Historique du chapitre de Sainte-Waudru

On ne sait rien du statut personnel autant que patrimonial auquel étaient soumises les femmes pieuses qui se sont jointes à Waudru lorsque celle-ci, dans le courant du viie siècle, se retira sur la butte montoise pour y fonder son ermitage. On ne parle pas encore de monastère ni de chapitre, encore moins de chanoinesses.

Ce n'est qu'au IXe siècle (en 833 exactement), dans le testament d'Anségise, abbé de Saint-Wandrille, près de Rouen, que l'on cite, parmi les nombreux légataires, le monasterium de Castri locus.
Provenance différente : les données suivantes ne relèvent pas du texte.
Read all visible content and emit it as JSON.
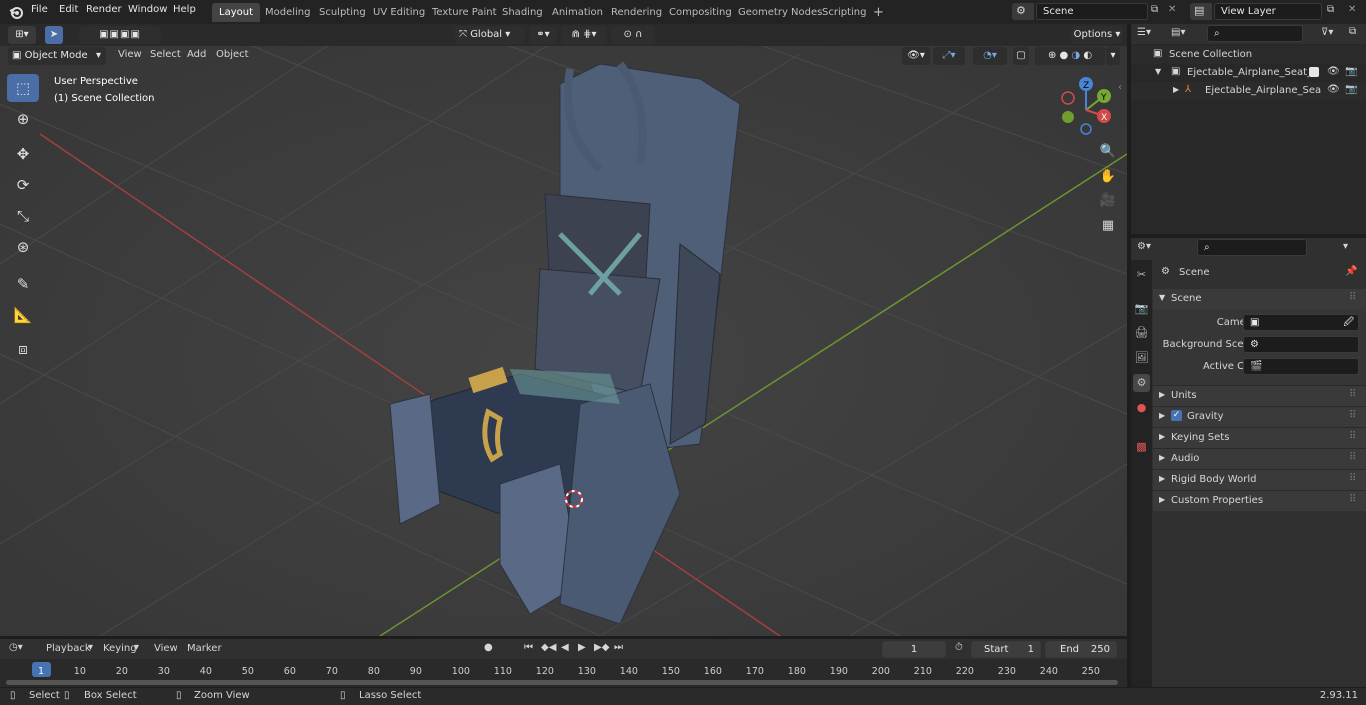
{
  "topbar": {
    "menus": [
      "File",
      "Edit",
      "Render",
      "Window",
      "Help"
    ],
    "workspaces": [
      "Layout",
      "Modeling",
      "Sculpting",
      "UV Editing",
      "Texture Paint",
      "Shading",
      "Animation",
      "Rendering",
      "Compositing",
      "Geometry Nodes",
      "Scripting"
    ],
    "active_workspace": "Layout",
    "add_tab": "+",
    "scene": "Scene",
    "view_layer": "View Layer"
  },
  "viewport": {
    "mode": "Object Mode",
    "menus": [
      "View",
      "Select",
      "Add",
      "Object"
    ],
    "transform_orientation": "Global",
    "options": "Options",
    "overlay_title": "User Perspective",
    "overlay_collection": "(1) Scene Collection",
    "gizmo_axes": {
      "x": "X",
      "y": "Y",
      "z": "Z"
    }
  },
  "outliner": {
    "root": "Scene Collection",
    "items": [
      "Ejectable_Airplane_Seat_ACE",
      "Ejectable_Airplane_Seat_"
    ]
  },
  "properties": {
    "context": "Scene",
    "panel": "Scene",
    "fields": [
      {
        "label": "Camera",
        "value": ""
      },
      {
        "label": "Background Scene",
        "value": ""
      },
      {
        "label": "Active Clip",
        "value": ""
      }
    ],
    "sections": [
      "Units",
      "Gravity",
      "Keying Sets",
      "Audio",
      "Rigid Body World",
      "Custom Properties"
    ],
    "gravity_checked": true
  },
  "timeline": {
    "menus": [
      "Playback",
      "Keying",
      "View",
      "Marker"
    ],
    "current_frame": "1",
    "start_label": "Start",
    "start": "1",
    "end_label": "End",
    "end": "250",
    "ticks": [
      "1",
      "10",
      "20",
      "30",
      "40",
      "50",
      "60",
      "70",
      "80",
      "90",
      "100",
      "110",
      "120",
      "130",
      "140",
      "150",
      "160",
      "170",
      "180",
      "190",
      "200",
      "210",
      "220",
      "230",
      "240",
      "250"
    ]
  },
  "statusbar": {
    "items": [
      "Select",
      "Box Select",
      "Zoom View",
      "Lasso Select"
    ],
    "version": "2.93.11"
  },
  "colors": {
    "accent": "#4772b3",
    "x_axis": "#d24a4a",
    "y_axis": "#77a832",
    "z_axis": "#4a84d6",
    "ui_bg": "#303030"
  }
}
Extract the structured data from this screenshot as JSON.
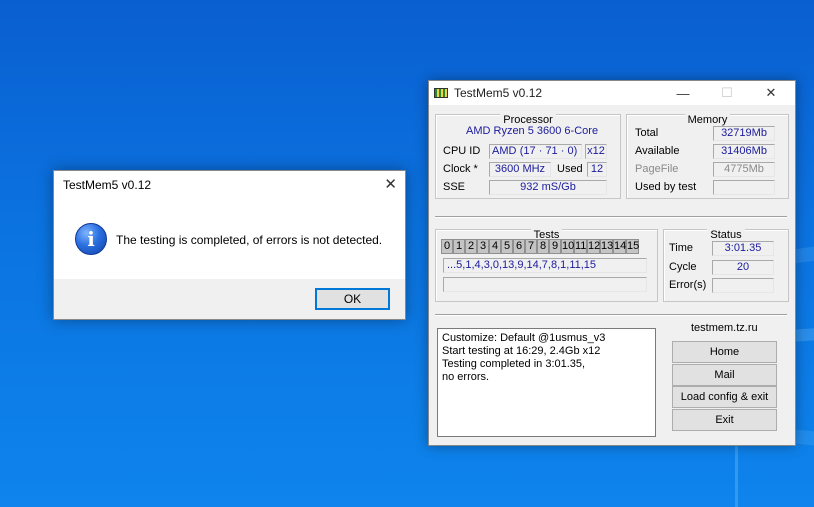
{
  "main_window": {
    "title": "TestMem5 v0.12",
    "processor": {
      "header": "Processor",
      "name": "AMD Ryzen 5 3600 6-Core",
      "cpu_id_label": "CPU ID",
      "cpu_id_vendor": "AMD",
      "cpu_id_value": "(17 · 71 · 0)",
      "cpu_id_threads": "x12",
      "clock_label": "Clock *",
      "clock_value": "3600 MHz",
      "used_label": "Used",
      "used_value": "12",
      "sse_label": "SSE",
      "sse_value": "932 mS/Gb"
    },
    "memory": {
      "header": "Memory",
      "total_label": "Total",
      "total_value": "32719Mb",
      "available_label": "Available",
      "available_value": "31406Mb",
      "pagefile_label": "PageFile",
      "pagefile_value": "4775Mb",
      "used_by_test_label": "Used by test",
      "used_by_test_value": ""
    },
    "tests": {
      "header": "Tests",
      "cells": [
        "0",
        "1",
        "2",
        "3",
        "4",
        "5",
        "6",
        "7",
        "8",
        "9",
        "10",
        "11",
        "12",
        "13",
        "14",
        "15"
      ],
      "sequence": "...5,1,4,3,0,13,9,14,7,8,1,11,15",
      "progress": ""
    },
    "status": {
      "header": "Status",
      "time_label": "Time",
      "time_value": "3:01.35",
      "cycle_label": "Cycle",
      "cycle_value": "20",
      "errors_label": "Error(s)",
      "errors_value": ""
    },
    "log": [
      "Customize: Default @1usmus_v3",
      "Start testing at 16:29, 2.4Gb x12",
      "Testing completed in 3:01.35,",
      "no errors."
    ],
    "links": {
      "header": "testmem.tz.ru",
      "home": "Home",
      "mail": "Mail",
      "load_config": "Load config & exit",
      "exit": "Exit"
    }
  },
  "dialog": {
    "title": "TestMem5 v0.12",
    "message": "The testing is completed, of errors is not detected.",
    "ok": "OK",
    "close_glyph": "✕",
    "info_glyph": "i"
  },
  "titlebar_glyphs": {
    "minimize": "—",
    "maximize": "☐",
    "close": "✕"
  }
}
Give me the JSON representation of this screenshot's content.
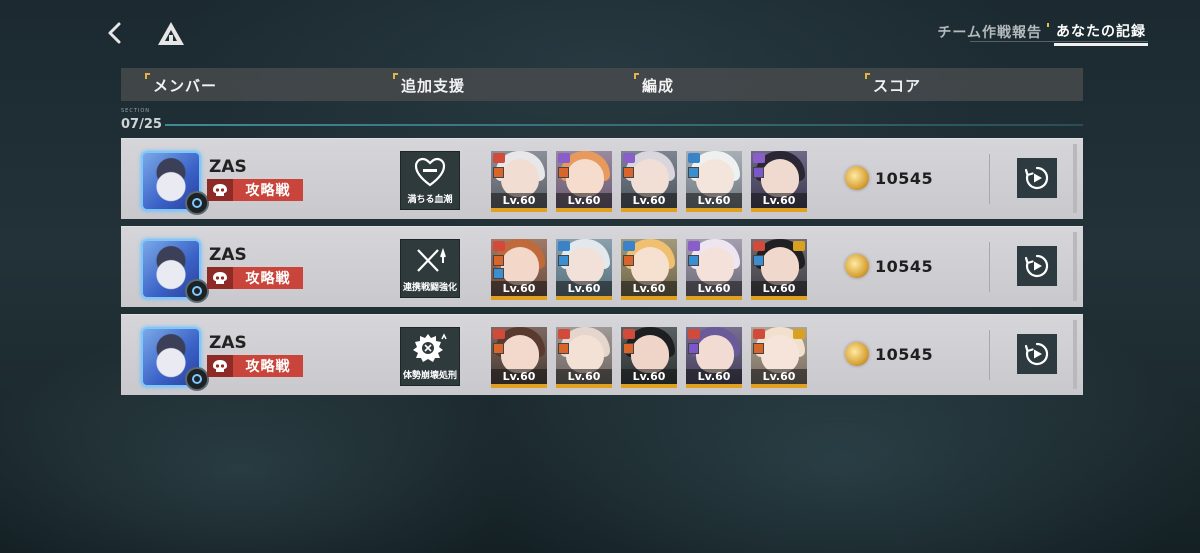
{
  "nav": {
    "back_icon": "chevron-left-icon",
    "home_icon": "triangle-logo-icon"
  },
  "tabs": [
    {
      "label": "チーム作戦報告",
      "active": false
    },
    {
      "label": "あなたの記録",
      "active": true
    }
  ],
  "header": {
    "member": "メンバー",
    "support": "追加支援",
    "formation": "編成",
    "score": "スコア"
  },
  "section": {
    "small_label": "SECTION",
    "date": "07/25"
  },
  "records": [
    {
      "player": "ZAS",
      "mode": "攻略戦",
      "support": "満ちる血潮",
      "units": [
        {
          "level": "Lv.60"
        },
        {
          "level": "Lv.60"
        },
        {
          "level": "Lv.60"
        },
        {
          "level": "Lv.60"
        },
        {
          "level": "Lv.60"
        }
      ],
      "score": "10545"
    },
    {
      "player": "ZAS",
      "mode": "攻略戦",
      "support": "連携戦闘強化",
      "units": [
        {
          "level": "Lv.60"
        },
        {
          "level": "Lv.60"
        },
        {
          "level": "Lv.60"
        },
        {
          "level": "Lv.60"
        },
        {
          "level": "Lv.60"
        }
      ],
      "score": "10545"
    },
    {
      "player": "ZAS",
      "mode": "攻略戦",
      "support": "体勢崩壊処刑",
      "units": [
        {
          "level": "Lv.60"
        },
        {
          "level": "Lv.60"
        },
        {
          "level": "Lv.60"
        },
        {
          "level": "Lv.60"
        },
        {
          "level": "Lv.60"
        }
      ],
      "score": "10545"
    }
  ],
  "colors": {
    "mode_badge": "#c9453c",
    "level_bar": "#e0a020",
    "accent_line": "#3f8a95",
    "replay_button": "#2d3a3f"
  }
}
Qui dit monastère, dit moniales et l'on pourrait croire que la petite congrégation montoise ait adopté à cette époque quelques règles concernant les conditions d'admission et, en tout cas, les pratiques à observer. Aurait-elle, à un moment donné, à l'instar de Nivelles, opté pour la règle de saint Benoît ? On n'a aucune certitude à cet égard. Il n'en reste pas moins que, très tôt, les autorités ecclésiastiques se sont efforcées d'imposer à ces femmes dévotes un programme de vie religieuse. Le saint abbé Anségise, cité plus haut, aurait, pense-t-on, collaboré à l'élaboration des prescriptions édictées par Louis le Pieux, en 816. C'est de l'assujettissement à ces règles (canons) que viendra la dénomination de chanoinesses (canonicæ).